Safety, tuning, and tips

  • Keep the allowlist tight. Add tools intentionally as you gain confidence.

  • Prefer a temp or sandbox directory for exploratory runs.

  • Local vs cloud: For sensitive logs, use Ollama locally. For tougher reasoning, point to a cloud model by exporting OPENAI_API_KEY.

  • Determinism: The script uses a low temperature for more repeatable outputs. You can adjust via the provider payload.

  • Troubleshooting:

    • Ensure Ollama is serving: nc -z 127.0.0.1 11434 should succeed.
    • Pull a compatible model: ollama pull mistral or ollama pull llama3.
    • Verify jq and curl are installed (see package manager commands above).

Bonus: Package manager installs recap

If you skipped above, here are the core dependencies again.

  • Debian/Ubuntu (apt):
sudo apt update
sudo apt install -y curl jq ripgrep
  • Fedora (dnf):
sudo dnf install -y curl jq ripgrep
  • openSUSE (zypper):
sudo zypper refresh
sudo zypper install -y curl jq ripgrep

Ollama (vendor script):

curl -fsSL https://ollama.com/install.sh | sh
ollama serve
ollama pull mistral

Conclusion and next steps

You don’t need a heavyweight framework to get real value from AI agents. With Bash, curl, and jq, you can:

  • Ask an LLM to plan a safe command pipeline.

  • Keep control with allowlists and confirmations.

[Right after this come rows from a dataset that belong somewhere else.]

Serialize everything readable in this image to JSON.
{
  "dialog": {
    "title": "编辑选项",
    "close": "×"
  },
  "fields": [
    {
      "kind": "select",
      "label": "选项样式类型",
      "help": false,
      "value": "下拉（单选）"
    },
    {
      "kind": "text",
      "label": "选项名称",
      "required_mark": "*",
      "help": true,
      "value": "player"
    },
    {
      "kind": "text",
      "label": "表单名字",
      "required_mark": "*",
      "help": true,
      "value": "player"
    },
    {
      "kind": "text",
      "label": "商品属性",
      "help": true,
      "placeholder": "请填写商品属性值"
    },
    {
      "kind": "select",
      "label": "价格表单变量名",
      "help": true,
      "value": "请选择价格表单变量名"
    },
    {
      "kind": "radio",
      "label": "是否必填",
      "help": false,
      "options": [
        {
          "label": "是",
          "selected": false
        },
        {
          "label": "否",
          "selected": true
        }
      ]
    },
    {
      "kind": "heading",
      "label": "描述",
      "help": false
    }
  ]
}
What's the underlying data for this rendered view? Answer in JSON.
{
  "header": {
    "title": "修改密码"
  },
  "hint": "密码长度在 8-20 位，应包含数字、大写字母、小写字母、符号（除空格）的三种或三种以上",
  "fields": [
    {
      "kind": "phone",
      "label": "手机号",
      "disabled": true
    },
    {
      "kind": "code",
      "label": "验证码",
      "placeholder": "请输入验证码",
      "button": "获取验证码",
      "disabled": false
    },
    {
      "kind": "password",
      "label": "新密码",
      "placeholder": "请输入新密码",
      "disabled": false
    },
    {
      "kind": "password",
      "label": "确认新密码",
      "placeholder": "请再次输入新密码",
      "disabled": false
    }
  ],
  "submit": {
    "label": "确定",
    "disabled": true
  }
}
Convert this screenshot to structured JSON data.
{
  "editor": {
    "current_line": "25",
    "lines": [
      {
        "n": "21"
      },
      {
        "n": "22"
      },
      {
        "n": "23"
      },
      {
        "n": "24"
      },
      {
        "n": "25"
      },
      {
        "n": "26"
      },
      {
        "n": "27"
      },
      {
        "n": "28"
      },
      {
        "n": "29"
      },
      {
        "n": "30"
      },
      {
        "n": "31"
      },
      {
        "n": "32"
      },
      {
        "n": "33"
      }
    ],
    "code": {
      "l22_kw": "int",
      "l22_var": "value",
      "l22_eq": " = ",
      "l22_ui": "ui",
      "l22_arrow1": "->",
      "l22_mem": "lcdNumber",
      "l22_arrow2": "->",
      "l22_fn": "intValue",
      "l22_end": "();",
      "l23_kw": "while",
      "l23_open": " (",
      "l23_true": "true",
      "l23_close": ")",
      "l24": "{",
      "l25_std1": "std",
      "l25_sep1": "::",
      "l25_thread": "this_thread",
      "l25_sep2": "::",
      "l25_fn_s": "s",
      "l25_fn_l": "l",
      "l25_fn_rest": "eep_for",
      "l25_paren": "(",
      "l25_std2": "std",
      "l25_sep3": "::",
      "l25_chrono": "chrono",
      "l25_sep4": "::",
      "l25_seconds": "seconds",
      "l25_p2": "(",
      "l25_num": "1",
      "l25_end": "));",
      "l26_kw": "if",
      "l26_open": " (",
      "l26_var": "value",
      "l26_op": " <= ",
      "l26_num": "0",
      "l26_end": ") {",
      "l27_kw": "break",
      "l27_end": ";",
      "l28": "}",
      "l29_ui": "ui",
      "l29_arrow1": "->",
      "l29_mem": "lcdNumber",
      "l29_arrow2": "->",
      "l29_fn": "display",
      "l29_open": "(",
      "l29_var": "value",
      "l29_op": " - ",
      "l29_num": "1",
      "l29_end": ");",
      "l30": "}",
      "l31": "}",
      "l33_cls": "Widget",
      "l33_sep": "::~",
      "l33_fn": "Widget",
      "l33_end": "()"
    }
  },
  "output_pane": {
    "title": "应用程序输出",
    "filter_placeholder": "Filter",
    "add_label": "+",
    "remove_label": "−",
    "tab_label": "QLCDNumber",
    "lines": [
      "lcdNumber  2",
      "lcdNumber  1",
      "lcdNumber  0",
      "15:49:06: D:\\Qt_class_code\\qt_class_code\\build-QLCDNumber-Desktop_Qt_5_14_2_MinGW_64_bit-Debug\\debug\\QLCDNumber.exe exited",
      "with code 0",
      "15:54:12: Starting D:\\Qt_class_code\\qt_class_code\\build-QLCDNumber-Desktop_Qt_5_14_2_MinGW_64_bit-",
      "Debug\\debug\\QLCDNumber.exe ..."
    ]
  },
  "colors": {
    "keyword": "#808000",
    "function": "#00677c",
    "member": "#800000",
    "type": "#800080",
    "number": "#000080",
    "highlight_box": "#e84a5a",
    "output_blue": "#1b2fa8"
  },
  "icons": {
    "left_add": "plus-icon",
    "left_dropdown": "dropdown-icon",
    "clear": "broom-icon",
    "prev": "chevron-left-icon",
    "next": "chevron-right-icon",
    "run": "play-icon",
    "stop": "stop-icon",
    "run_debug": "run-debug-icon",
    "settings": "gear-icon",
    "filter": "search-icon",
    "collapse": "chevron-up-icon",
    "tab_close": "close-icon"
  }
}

  • Log everything for auditability and reuse.

Next steps: 1) Save and run agent.sh against your own logs and data.
2) Expand the allowlist to include your trusted tools (kubectl get, docker ps, ps aux, etc.), staying read-only.
3) Add simple “tools” by letting the agent call named functions (e.g., tool_sysinfo) that echo text for the model to reason about.

If you build something cool—or tighten the safety model—share it. The shell has always been a glue layer; adding an LLM turns it into a powerful, conversational copilot for everyday ops.